Today, statistics are improving for brain cancer patients, even if it’s slightly. Strategies used at Moffitt through clinical trials and maximum-safe resection of tumors have helped patients survive longer than three or four years after treatment. Through his research and a new clinical trial, Etame hopes to continue improving on those numbers.

“A common scenario is that following the removal of a tumor and treatment with chemoradiation, the MRI looks good for a long time with no sign of cancer,” Etame said. “But then over time, you start to see disease in areas of the brain that previously appeared normal.”

That’s because in cancers like glioblastoma, tumor stem cells have already spread throughout the brain. At the time of removal of the main tumor, the stem cells are in an inactive state and do not appear as a tumor. However, at some point these “quiet” stem cells become reactivated and grow into very aggressive cancers that are highly resistant. This is the key challenge in glioblastoma treatment.

“My research is based on understanding what genetic changes are associated with the reactivation of those stem cells and how we can target them,” he said. “If we can keep those stem cells ‘quiet’ for a longer duration, we can prolong survival. So how do we delay that reactivation?”

Etame suspects that by identifying a pathway that is important in the reactivation process, a specific drug can be used to target that pathway and hinder its ability to reengage. He has been awarded three fundings by the National Institutes of Health on his innovative thinking on developing glioblastoma therapies.

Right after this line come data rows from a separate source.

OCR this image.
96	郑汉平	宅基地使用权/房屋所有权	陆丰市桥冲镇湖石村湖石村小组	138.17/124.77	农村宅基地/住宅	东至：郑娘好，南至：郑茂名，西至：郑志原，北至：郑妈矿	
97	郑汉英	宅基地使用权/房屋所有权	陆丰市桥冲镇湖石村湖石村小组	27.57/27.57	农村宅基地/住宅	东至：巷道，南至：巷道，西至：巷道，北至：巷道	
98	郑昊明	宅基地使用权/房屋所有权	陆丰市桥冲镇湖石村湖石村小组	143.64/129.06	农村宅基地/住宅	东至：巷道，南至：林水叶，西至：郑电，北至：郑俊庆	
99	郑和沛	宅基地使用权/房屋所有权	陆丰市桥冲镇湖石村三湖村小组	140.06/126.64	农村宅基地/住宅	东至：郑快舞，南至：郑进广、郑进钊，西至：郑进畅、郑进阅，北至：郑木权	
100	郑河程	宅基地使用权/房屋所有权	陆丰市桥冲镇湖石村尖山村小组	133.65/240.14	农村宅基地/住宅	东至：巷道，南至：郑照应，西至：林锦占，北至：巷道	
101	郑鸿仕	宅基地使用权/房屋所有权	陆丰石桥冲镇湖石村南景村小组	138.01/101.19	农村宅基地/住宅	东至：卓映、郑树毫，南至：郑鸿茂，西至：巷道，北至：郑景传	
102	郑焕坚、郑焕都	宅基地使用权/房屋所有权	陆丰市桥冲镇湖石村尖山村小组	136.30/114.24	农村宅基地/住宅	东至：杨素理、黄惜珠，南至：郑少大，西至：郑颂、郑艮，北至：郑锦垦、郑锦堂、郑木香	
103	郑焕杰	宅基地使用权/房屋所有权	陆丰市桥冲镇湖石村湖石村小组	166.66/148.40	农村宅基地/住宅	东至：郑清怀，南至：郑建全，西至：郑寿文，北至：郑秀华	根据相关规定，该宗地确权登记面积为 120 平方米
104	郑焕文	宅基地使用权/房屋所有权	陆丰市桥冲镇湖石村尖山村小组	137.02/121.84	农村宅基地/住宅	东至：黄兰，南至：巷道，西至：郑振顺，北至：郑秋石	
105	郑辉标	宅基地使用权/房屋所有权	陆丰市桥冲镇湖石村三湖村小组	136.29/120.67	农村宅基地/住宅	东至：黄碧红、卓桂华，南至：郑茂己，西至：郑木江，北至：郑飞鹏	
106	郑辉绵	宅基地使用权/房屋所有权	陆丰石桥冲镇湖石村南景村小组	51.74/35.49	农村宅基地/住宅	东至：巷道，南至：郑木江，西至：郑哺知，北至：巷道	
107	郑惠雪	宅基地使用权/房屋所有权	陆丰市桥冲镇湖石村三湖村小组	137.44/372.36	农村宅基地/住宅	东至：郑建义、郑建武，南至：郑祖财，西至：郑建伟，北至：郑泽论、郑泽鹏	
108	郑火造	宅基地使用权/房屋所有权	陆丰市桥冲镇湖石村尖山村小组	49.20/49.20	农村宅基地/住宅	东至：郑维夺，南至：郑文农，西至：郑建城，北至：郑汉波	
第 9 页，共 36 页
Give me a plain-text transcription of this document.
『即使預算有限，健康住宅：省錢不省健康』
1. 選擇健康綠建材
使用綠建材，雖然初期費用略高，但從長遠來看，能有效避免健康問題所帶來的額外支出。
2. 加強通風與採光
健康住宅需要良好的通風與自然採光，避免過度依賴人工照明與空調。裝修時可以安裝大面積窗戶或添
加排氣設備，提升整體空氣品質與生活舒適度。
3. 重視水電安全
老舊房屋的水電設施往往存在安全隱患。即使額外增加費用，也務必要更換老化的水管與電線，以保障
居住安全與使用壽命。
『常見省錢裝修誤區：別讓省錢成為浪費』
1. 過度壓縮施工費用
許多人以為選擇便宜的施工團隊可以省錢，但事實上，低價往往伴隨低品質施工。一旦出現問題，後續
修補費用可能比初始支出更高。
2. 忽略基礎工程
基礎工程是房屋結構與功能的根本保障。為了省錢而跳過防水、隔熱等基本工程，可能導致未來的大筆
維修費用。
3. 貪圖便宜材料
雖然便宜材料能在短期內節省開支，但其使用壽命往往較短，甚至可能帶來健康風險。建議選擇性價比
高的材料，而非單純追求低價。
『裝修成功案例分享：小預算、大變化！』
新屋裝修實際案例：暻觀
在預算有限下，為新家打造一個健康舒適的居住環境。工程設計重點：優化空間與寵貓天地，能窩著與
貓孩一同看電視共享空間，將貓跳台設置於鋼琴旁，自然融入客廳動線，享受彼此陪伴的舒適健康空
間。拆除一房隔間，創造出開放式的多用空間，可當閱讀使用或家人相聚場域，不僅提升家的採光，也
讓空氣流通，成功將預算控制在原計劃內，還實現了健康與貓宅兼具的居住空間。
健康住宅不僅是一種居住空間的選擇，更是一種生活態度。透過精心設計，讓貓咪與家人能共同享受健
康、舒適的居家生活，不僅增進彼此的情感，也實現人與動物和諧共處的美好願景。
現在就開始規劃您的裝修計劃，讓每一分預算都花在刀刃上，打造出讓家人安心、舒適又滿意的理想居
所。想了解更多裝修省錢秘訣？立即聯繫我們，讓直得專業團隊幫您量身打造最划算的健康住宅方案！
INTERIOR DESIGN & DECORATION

The hypothesis is if a drug can make it into the tumor tissue and prevent reactivation of cancer stem cells or even kill cancer stem cells, that could prolong patient survival, along with chemotherapy and radiation. While Etame has been involved in plenty of clinical trials before, this is his first as the investigator who came up with the concept. 

“It’s a long road when you start at the lab level and then bring something to the patients, so it’s exciting,” Etame said. “We have a drug that we can test its ability to get into the brain and prevent aggressive reactivation of glioblastoma stem cells.” 

It’s a career trajectory that brings him back to why he got interested in neuro oncology in the first place.